Landau Levels in a Weyl-type Spin-orbit Coupling Band

The observation of anomalous quantum Hall and Shubnikov-de Haas (SdH) oscillation sequences, wherein Landau level energy exhibits a proportionality to the square root of the applied external magnetic field, has opened up new avenues of research into relativistic Fermions. This contrasts conventional Landau levels, where energy increases linearly with the external magnetic field. In this study, we investigate Landau levels in a novel class of topological materials characterized by Weyl-type spin-orbital coupling bands, focusing on the 2D Tellurium (Te) conduction band.
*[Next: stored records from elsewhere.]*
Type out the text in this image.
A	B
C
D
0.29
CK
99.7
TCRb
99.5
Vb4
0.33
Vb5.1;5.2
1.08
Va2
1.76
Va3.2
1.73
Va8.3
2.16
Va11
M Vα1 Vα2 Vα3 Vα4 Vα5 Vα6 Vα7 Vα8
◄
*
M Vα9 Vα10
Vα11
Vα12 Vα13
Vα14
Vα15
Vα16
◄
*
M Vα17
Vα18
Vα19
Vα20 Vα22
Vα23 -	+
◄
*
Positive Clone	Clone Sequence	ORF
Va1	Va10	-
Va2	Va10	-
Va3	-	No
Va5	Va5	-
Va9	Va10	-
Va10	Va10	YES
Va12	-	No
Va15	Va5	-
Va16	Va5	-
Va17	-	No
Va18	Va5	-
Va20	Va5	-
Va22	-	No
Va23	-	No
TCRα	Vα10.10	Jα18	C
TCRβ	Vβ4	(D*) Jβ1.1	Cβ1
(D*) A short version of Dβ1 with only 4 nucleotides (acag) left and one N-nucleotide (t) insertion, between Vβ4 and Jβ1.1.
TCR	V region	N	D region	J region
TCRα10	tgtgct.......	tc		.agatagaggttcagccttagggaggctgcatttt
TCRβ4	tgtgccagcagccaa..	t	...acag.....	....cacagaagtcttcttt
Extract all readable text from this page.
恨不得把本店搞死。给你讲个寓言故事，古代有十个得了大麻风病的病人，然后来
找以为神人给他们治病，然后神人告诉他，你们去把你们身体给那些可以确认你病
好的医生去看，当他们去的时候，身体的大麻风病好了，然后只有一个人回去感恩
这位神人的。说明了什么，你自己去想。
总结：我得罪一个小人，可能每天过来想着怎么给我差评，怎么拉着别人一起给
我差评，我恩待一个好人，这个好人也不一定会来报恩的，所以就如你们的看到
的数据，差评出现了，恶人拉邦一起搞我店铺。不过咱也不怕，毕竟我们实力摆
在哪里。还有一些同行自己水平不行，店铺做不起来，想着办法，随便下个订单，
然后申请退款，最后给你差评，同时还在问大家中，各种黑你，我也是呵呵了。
Here, the Landau-level energy takes on the form E_n=nhω_c/2π±√4πneBλ²/h (n≥0), with λ representing the spin-orbit coupling parameter. By carefully tuning both the chemical potential and the magnetic field, we experimentally observed a unique Landau-level spectrum. Notably, the presence of two Fermi surfaces, distinguished by different chiralities, leads to Berry curvature flux flow from one Fermi surface to another. Our research sheds light on the distinctive Landau levels within a Weyl-type spin-orbit coupling band, exemplified by the 2D Te conduction band, and extends our understanding of topological properties to noncentrosymmetric materials with strong spin-orbit interactions.